British military chiefs handed a prisoner to the Americans in "questionable circumstances" following the 2003 allied invasion of Iraq and "appear to have sold the pass" which might have allowed them to protect him, one of the UK's most senior judges said today.
United States' authorities had "in suitably diplomatic language" declined to return Pakistani Yunus Rahmatullah - who has been held without trial for eight years - so that he could be released, said The Master of the Rolls, Lord Neuberger.
The judge was speaking after British human rights lawyers' attempts to free 29-year-old Rahmatullah ended in disappointment.
London-based legal charity Reprieve, and a law firm, won a legal argument last year when they used a piece of ancient English common law to persuade the Court of Appeal in London to order the release of Rahmatullah.
Reprieve and law firm Leigh Day & Co asked appeal judges to order Rahmatullah's release by granting "habeas corpus" relief - a procedure which requires a court to examine the legality of a detention.
Lawyers, who took instructions from one of Rahmatullah's relatives, said he was being held without trial by US forces at Bagram air base in Afghanistan but remained under UK control as part of a "memorandum of understanding" with the Americans.
They said Rahmatullah had been captured by British troops then handed to the Americans - and successfully argued that the UK Government had the power to ask US authorities to free him.
But earlier this week, appeal judges cancelled the release order they made in December after the Foreign Office said American authorities were not going to "play ball" and British ministers had "reached the end of the road".
And Lord Neuberger, who heard the appeal with Lord Justice Maurice Kay and Lord Justice Sullivan, today explained why judges had decided to discharge the habeas corpus writ they had issued.
"The melancholy truth is that the events since we handed down judgment appear to establish that when the UK defence forces handed over (Rahmatullah) to the US authorities in questionable circumstances in 2004 they most unfortunately appear to have sold the pass with regard to their ability to protect him in the future," said Lord Neuberger, the second most senior judge in England and Wales, in a written ruling.
"That does not mean that the issue of the writ of habeas corpus was a pointless exercise in this case: it performed its minimum function of requiring the UK Government to account for its responsibility for (Rahmatullah's) detention and to attempt to get him released.
"This case is an illustration of the court performing perhaps its most vital role, namely to ensure that the executive complies, as far as it can, with its legal duties to individuals, in particularly when they are detained."
Lord Neuberger said the court could not reach "beyond its jurisdiction" and that did not "extend to the US military authorities in Afghanistan".
He said Foreign Office and defence ministers had made "sufficient" efforts.
Lord Justice Maurice Kay added: "In the circumstances, there is nothing more that we can do."
The US defence department told British ministers that the American government felt that Rahmatullah was being "properly detained ... consistent with the international law of armed conflict", said Lord Neuberger.
And the Foreign Office told judges that America "in suitably diplomatic language" had "effectively declined" the request for Rahmatullah's transfer into British custody, he added.
Earlier this week, Reprieve's executive director Clare Algar said the Government had "squandered" an opportunity to "right the wrongs of the past".
She said: "British ministers clearly made no great effort to secure the release of Mr Rahmatullah.
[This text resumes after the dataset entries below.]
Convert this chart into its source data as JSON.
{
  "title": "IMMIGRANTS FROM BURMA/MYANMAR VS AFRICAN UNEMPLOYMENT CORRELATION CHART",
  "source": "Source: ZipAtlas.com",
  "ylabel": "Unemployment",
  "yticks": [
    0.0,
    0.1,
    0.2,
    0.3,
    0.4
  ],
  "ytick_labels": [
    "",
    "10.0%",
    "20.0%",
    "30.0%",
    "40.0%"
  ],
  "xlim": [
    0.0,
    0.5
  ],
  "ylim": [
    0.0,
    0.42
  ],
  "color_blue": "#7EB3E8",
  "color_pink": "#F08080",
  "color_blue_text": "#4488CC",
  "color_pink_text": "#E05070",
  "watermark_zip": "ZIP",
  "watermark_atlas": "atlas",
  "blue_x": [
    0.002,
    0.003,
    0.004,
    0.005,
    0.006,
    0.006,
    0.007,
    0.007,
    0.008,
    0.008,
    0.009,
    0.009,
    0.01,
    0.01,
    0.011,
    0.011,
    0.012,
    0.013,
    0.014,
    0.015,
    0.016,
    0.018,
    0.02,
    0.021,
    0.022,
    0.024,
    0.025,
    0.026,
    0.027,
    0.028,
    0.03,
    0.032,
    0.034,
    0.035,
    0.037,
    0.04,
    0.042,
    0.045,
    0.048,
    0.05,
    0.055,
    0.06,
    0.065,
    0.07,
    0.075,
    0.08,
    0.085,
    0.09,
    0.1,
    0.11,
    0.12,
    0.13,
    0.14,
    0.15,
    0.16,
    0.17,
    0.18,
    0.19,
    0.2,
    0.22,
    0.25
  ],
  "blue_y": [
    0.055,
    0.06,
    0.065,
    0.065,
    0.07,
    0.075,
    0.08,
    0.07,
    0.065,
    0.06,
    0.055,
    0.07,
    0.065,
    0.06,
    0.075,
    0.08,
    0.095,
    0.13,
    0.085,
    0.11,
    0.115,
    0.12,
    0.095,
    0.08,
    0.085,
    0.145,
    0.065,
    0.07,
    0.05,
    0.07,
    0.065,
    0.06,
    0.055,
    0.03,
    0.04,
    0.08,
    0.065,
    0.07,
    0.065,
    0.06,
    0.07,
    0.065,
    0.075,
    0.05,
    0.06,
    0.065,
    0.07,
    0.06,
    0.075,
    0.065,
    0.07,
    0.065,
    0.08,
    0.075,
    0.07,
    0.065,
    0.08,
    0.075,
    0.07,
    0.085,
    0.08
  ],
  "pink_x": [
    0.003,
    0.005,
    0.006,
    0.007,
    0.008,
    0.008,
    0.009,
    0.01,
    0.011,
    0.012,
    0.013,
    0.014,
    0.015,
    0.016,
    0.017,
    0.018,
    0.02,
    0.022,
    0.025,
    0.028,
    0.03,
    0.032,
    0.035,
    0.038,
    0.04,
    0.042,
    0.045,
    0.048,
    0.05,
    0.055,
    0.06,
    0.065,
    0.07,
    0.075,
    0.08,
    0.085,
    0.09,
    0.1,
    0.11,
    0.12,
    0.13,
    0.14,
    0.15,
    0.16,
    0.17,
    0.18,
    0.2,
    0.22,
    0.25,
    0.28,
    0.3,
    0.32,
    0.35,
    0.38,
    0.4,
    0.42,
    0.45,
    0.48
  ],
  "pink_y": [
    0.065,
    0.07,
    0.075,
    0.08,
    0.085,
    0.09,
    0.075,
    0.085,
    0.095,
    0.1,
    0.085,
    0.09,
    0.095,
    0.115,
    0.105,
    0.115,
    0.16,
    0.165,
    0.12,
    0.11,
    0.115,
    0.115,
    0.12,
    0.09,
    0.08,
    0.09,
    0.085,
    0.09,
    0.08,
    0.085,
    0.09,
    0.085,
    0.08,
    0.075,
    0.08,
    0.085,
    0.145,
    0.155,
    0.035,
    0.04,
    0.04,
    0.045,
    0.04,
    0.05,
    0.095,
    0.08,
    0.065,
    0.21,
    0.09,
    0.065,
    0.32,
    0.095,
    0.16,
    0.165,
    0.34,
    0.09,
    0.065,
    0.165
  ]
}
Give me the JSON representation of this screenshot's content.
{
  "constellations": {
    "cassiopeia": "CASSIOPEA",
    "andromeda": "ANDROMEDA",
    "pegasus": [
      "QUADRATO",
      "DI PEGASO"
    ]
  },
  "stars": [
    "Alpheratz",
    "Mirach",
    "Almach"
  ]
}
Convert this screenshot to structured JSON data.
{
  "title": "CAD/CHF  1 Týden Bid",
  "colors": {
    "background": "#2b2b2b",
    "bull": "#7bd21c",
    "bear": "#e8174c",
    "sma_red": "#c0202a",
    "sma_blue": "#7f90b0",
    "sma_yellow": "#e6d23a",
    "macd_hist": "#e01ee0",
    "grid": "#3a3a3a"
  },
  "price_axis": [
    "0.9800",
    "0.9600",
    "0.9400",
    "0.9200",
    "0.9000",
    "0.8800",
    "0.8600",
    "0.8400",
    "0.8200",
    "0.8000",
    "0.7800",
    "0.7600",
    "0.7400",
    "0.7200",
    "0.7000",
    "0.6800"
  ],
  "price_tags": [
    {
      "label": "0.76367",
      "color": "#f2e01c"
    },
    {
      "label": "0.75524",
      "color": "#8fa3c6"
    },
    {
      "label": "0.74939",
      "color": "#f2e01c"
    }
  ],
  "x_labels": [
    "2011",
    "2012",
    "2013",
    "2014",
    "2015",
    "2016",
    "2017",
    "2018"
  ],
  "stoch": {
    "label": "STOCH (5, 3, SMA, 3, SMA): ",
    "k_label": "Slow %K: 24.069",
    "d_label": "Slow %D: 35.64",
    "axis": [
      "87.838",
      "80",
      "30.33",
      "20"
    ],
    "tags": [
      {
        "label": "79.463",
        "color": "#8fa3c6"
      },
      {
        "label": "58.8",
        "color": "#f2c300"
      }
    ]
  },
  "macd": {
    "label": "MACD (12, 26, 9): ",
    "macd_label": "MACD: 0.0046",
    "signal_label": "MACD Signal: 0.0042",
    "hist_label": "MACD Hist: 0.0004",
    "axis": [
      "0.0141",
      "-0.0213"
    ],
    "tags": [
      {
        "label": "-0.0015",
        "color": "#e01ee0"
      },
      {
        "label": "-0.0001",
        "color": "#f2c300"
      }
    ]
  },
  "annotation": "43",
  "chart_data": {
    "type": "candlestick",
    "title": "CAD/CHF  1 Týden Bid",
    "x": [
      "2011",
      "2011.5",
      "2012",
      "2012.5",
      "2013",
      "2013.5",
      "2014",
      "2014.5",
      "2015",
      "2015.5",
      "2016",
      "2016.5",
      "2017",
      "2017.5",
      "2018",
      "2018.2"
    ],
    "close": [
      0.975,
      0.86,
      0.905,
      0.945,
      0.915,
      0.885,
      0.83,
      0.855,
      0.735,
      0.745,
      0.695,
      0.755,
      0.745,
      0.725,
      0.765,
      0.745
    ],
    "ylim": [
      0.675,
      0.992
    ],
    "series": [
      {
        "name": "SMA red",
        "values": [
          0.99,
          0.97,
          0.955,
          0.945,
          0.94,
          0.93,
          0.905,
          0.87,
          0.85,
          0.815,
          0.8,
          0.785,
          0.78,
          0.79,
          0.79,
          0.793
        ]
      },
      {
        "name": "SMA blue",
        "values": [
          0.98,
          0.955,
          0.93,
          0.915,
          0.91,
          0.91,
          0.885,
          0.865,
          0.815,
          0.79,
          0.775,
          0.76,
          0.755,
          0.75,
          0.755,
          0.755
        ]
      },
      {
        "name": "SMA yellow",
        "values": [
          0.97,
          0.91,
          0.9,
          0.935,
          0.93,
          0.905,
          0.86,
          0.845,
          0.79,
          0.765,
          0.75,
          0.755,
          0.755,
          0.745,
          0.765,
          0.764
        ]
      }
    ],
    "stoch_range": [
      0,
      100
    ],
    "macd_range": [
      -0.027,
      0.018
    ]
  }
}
But it has to be asked how anyone can claim the existence of a 'special relationship' when the US does not even seem prepared to raise a finger..."
Reprieve said Rahmatullah - who, judges were told, denied belonging to any terrorist organisation but admitted going to Iraq "for jihad" - was reported to be in "catastrophic physical shape".
Rahmatullah's cousin Munir Ahmed said, in a statement issued by Reprieve: "After eight years of misery, the British court finally gave us some hope when they tried to free Yunus. So we are bitterly disappointed that he is still in Bagram.
"We still believe the British Government can get Yunus back home to his family, and we desperately hope they keep trying to help us. I would just like the British to say to the US: Yunus is cleared for release, so why can't he go home?"